C. Preemption of Plaintiff's State Law Claims
In a two-sentence paragraph, plaintiff concedes that, as presently interpreted by the Court of Appeals for the Seventh Circuit, ERISA preempts his state law claims but avers that the current law is wrong and asks to preserve the issue for appeal. Plt.'s Br., dkt. #16, at 22. I note that plaintiff has preserved this issue for appeal and I will grant defendant's motion for summary judgment as to plaintiff's state law claims.
D. Costs
In its motion for summary judgment, defendant asks for an award of its costs incurred in litigating this case. 29 U.S.C. § 1132(g)(1) authorizes a court to award reasonable attorney fees and costs to either party in any action brought by a plan participant or beneficiary. The Court of Appeals for the Seventh Circuit recognizes two methods for analyzing whether attorney fees should be awarded to a party in an ERISA case after it has attained "prevailing party" status. Quinn v.

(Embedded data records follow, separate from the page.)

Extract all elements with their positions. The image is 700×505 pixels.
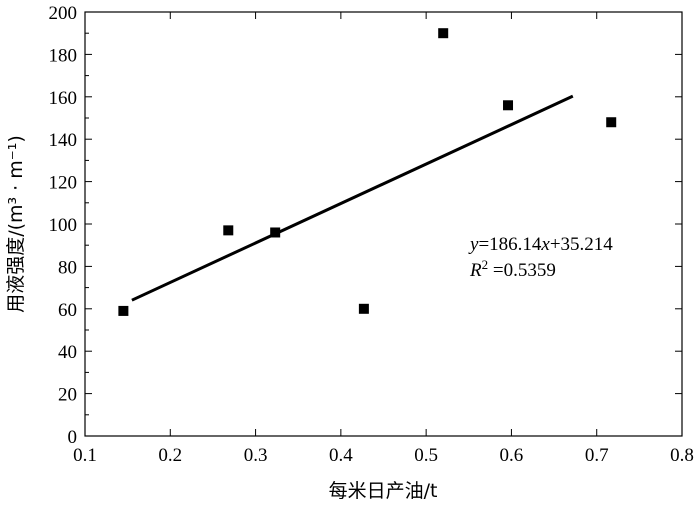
data-points xyxy=(118,28,617,316)
x-tick-label: 0.6 xyxy=(500,445,524,466)
x-tick-label: 0.5 xyxy=(414,445,438,466)
r2-var: R xyxy=(469,260,482,281)
data-point xyxy=(438,28,449,39)
y-tick-label: 60 xyxy=(58,300,77,321)
y-tick-label: 40 xyxy=(58,342,77,363)
y-axis-title: 用液强度/(m³ · m⁻¹) xyxy=(5,135,27,313)
plot-frame xyxy=(84,11,683,437)
y-tick-label: 120 xyxy=(49,173,78,194)
equation-slope: =186.14 xyxy=(478,234,541,255)
x-tick-label: 0.2 xyxy=(158,445,182,466)
data-point xyxy=(358,303,369,314)
y-tick-label: 0 xyxy=(68,427,78,448)
trendline-group xyxy=(131,94,574,302)
y-tick-label: 100 xyxy=(49,215,78,236)
x-tick-label: 0.7 xyxy=(585,445,609,466)
x-axis-ticks: 0.1 0.2 0.3 0.4 0.5 0.6 0.7 0.8 xyxy=(73,12,694,466)
fit-equation: y=186.14x+35.214 xyxy=(468,234,613,255)
y-tick-label: 180 xyxy=(49,45,78,66)
r-squared: R2 =0.5359 xyxy=(469,257,556,281)
x-tick-label: 0.3 xyxy=(244,445,268,466)
y-axis-ticks: 0 20 40 60 80 100 120 140 160 180 200 xyxy=(49,3,682,448)
equation-y-var: y xyxy=(468,234,479,255)
y-tick-label: 140 xyxy=(49,130,78,151)
y-tick-label: 80 xyxy=(58,257,77,278)
equation-x-var: x xyxy=(540,234,550,255)
x-tick-label: 0.1 xyxy=(73,445,97,466)
y-tick-label: 200 xyxy=(49,3,78,24)
equation-intercept: +35.214 xyxy=(550,234,613,255)
x-tick-label: 0.4 xyxy=(329,445,353,466)
y-tick-label: 160 xyxy=(49,88,78,109)
data-point xyxy=(270,227,281,238)
data-point xyxy=(223,225,234,236)
r2-value: =0.5359 xyxy=(488,260,556,281)
r2-sup: 2 xyxy=(482,257,489,272)
x-axis-title: 每米日产油/t xyxy=(329,480,438,502)
data-point xyxy=(606,117,617,128)
data-point xyxy=(118,305,129,316)
trendline xyxy=(131,94,574,302)
y-tick-label: 20 xyxy=(58,385,77,406)
data-point xyxy=(503,100,514,111)
x-tick-label: 0.8 xyxy=(670,445,694,466)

Blue Cross and Blue Shield Association, 161 F.3d 472, 478 (7th Cir. 1998). "[B]oth tests essentially ask the same question: `was the losing party's position substantially justified and taken in good faith, or was that party simply out to harass its opponent?'" Id. Defendant has not submitted any argument in support of its motion for an award of attorney fees or costs incurred in this litigation. Because defendant's argument on this issue is undeveloped, it is deemed waived. Central States, Southeast and Southwest Areas Pension Fund, 181 F.3d 799, 808 (7th Cir. 1999) ("Arguments not developed in any meaningful way are waived."). Defendant's request for an award of attorney fees and costs will be denied.
ORDER
IT IS ORDERED that
1. Defendant CUNA Mutual Insurance Society's motion for summary judgment is GRANTED as to plaintiff Ronald Walsvick's claims under the Employee Retirement Income Security Act, 29 U.S.C. § 1001-1461;
2. Defendant's motion for summary judgment is GRANTED as to plaintiff's state law claims;
3. Defendant's request for attorney fees and costs is DENIED; and
4. The clerk of court is directed to enter judgment for defendant and close this case.